Sunday, June 21, 2009

OK so its Sunday, hate Sundays. Sorry hate is a strong word, but i feel strongly about the subject. What have i don't today... got up, lay in bed, got a text from Jonathan. short conversation with him. Lay for another ten minutes. Tired to remember the conversation i had with Jonathan. Decided it was time for tea and jam :D awesome!! Sat in the kitchen stared out the window. Had a wonderful moment of realizing i had been there for about 15 Min's and not a single thought had gone through my mind. Tired to communicate with aunt, fail obviously a sign and indication that i needed more tea to wake up. Went up to bedroom, with the intention of getting dressed. Didn't happen i finished my book, stray by someone. Hour after going into my room i got dressed. Went online for about a hour checking emails watching videos on your tube = basically F**k all. Watched F1, OH MY GOD. Wanted to cry, shouted at the TV, getting annoyed thinking about it, moving on. I then watched one of my favourite films forgetting Sarah Marshall, awesome quote " You sounds like your from London!" better coming from Charlotte's mouth. Then i watched Malcolm in the middle, got pissed off TV. Then came up to room found a new book to read, chatted to Elmo, awesome blogger check out his blog highly entertaining. and now here i am lying on my bed, house empty thinking about making more tea.

sooo, anyhooo...

Being back in Rhu is weird, kind of reminds me of being here for the first time but also knowing i have been here for over a year now, hmm its difficult to explain. Not much else to say really today has been very quiet. Everyone just doing their own thing, preparing or trying to forget about the week ahead. I don't know how i feel about the week ahead, still confused and although I'm feeling more emotion, i don't understand it or truly feel it, somewhere deep inside my it moves, i assume if it comes to the surface i will know what it all means but i question it.

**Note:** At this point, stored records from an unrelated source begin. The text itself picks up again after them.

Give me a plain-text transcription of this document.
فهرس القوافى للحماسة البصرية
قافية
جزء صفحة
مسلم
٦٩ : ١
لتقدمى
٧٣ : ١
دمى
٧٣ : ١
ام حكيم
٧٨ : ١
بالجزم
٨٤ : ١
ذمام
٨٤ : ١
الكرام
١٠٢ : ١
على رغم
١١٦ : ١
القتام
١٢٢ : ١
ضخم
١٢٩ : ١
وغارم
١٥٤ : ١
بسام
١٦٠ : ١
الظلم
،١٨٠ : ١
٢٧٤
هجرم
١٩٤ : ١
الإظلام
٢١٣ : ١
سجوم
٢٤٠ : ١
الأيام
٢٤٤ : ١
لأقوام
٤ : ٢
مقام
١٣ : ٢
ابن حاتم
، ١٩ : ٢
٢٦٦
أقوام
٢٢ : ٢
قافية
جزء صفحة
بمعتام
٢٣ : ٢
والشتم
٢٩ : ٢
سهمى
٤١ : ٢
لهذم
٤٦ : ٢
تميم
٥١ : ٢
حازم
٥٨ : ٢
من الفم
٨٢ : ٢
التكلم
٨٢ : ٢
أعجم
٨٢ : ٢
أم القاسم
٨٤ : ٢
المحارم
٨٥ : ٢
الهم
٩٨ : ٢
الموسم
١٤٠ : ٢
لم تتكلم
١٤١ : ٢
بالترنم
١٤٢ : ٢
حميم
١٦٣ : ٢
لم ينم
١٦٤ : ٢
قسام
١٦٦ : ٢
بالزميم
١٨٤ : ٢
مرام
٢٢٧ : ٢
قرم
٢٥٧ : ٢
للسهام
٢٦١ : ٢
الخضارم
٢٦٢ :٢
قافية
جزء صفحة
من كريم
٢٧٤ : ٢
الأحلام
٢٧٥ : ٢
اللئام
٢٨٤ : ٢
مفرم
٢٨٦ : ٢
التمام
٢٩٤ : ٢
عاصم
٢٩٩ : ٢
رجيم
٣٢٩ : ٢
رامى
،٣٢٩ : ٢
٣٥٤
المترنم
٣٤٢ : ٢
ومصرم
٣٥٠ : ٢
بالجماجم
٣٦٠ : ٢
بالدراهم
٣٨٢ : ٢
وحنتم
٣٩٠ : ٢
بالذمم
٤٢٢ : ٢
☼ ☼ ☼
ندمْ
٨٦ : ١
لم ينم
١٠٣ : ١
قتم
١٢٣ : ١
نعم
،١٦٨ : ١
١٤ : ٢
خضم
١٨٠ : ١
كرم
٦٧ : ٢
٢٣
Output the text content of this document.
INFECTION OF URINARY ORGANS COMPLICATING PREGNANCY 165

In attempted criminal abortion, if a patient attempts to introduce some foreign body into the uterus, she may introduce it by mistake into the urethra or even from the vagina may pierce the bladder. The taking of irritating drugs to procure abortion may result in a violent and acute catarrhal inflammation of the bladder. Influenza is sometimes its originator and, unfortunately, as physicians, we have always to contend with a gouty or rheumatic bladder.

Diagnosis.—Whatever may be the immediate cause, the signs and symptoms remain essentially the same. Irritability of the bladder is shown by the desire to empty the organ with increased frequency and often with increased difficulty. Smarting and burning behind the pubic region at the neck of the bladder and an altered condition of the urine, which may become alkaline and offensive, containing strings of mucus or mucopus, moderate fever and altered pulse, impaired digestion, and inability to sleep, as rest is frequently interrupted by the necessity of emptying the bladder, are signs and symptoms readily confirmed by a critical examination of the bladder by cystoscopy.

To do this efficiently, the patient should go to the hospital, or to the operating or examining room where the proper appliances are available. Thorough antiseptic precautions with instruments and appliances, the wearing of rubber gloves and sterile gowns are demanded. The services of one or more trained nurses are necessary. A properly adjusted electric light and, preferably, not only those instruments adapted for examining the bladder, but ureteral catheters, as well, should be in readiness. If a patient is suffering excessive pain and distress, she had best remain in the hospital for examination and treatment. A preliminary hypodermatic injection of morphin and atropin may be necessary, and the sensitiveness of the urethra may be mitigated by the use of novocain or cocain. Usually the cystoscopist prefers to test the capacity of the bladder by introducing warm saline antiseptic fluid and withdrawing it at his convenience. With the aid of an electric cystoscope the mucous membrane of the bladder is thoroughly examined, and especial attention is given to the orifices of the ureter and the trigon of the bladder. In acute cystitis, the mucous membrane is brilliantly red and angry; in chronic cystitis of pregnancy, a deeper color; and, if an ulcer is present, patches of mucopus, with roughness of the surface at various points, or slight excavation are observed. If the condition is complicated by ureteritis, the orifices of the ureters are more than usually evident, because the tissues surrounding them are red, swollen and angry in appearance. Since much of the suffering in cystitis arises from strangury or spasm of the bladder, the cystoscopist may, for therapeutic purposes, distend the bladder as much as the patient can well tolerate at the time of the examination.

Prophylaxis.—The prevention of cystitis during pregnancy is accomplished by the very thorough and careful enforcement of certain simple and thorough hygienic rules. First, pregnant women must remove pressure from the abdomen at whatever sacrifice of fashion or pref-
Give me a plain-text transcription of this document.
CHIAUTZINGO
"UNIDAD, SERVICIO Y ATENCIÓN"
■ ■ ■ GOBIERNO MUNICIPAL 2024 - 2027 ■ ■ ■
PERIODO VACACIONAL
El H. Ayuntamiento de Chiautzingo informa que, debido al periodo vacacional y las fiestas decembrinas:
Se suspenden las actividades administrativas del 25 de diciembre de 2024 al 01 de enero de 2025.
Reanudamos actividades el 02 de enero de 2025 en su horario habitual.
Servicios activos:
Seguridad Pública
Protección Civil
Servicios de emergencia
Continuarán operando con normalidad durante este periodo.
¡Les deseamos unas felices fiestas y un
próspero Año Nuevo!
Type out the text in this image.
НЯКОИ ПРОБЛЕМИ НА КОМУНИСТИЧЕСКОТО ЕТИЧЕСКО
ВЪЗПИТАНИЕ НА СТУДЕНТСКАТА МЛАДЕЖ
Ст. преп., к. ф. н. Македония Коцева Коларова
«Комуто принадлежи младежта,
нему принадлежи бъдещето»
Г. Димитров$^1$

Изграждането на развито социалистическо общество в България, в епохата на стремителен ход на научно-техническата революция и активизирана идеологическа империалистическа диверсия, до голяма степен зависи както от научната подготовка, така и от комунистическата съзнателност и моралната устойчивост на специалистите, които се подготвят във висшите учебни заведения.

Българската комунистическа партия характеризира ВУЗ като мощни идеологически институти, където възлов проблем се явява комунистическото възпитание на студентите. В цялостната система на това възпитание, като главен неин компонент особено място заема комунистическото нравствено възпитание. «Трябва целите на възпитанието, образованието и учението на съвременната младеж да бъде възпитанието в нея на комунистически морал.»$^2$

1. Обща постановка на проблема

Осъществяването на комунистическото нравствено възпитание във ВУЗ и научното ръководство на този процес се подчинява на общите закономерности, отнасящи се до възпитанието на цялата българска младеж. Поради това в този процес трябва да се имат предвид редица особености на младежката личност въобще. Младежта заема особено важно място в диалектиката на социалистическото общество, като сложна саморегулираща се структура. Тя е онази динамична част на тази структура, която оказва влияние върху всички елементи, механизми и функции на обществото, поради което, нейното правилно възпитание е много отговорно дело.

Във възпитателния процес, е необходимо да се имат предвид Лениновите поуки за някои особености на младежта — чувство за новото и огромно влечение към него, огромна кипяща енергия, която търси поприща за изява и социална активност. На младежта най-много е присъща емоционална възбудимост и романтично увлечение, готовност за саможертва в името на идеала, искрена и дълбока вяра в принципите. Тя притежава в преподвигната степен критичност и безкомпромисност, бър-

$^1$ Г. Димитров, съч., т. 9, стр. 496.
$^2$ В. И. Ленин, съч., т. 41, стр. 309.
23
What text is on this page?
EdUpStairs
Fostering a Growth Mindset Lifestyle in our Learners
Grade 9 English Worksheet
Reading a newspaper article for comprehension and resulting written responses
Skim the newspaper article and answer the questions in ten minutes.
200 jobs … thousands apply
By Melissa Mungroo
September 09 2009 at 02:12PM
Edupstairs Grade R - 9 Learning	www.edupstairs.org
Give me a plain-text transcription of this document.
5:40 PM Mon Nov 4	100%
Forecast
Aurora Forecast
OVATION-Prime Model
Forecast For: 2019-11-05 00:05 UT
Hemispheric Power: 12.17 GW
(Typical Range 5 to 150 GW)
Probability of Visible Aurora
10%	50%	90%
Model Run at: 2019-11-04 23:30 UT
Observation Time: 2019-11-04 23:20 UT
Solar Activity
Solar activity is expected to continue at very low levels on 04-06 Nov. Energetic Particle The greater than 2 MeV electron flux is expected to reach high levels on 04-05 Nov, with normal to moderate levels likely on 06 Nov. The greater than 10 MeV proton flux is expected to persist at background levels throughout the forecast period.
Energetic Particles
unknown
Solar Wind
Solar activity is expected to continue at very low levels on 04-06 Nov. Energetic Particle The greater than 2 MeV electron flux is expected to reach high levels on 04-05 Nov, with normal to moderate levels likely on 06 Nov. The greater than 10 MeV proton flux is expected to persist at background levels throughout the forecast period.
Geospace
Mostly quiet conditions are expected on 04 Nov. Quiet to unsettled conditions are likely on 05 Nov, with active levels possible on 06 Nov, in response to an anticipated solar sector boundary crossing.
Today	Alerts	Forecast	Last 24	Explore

Still can't find my ipod and its driving me mad!! :(

Went back to hillhead yesterday, i took jonathan, not sure if should of done that. The place reminds me of so much and its most deffinetly not good for me to be visiting the past. People are living in it now, can you blieve it! In my room where i should be. Where all the memories in my head still live every day and instead of them strangers are wondering around in their place. Argh. Mind you if i had the choice i'm not sure i would go back there.. fuck that i so would!!

I'm probably going to shut up, i really have nothing to say. With so much going on in my head and so much that should be going on, i have nothing to say, stupid is it not?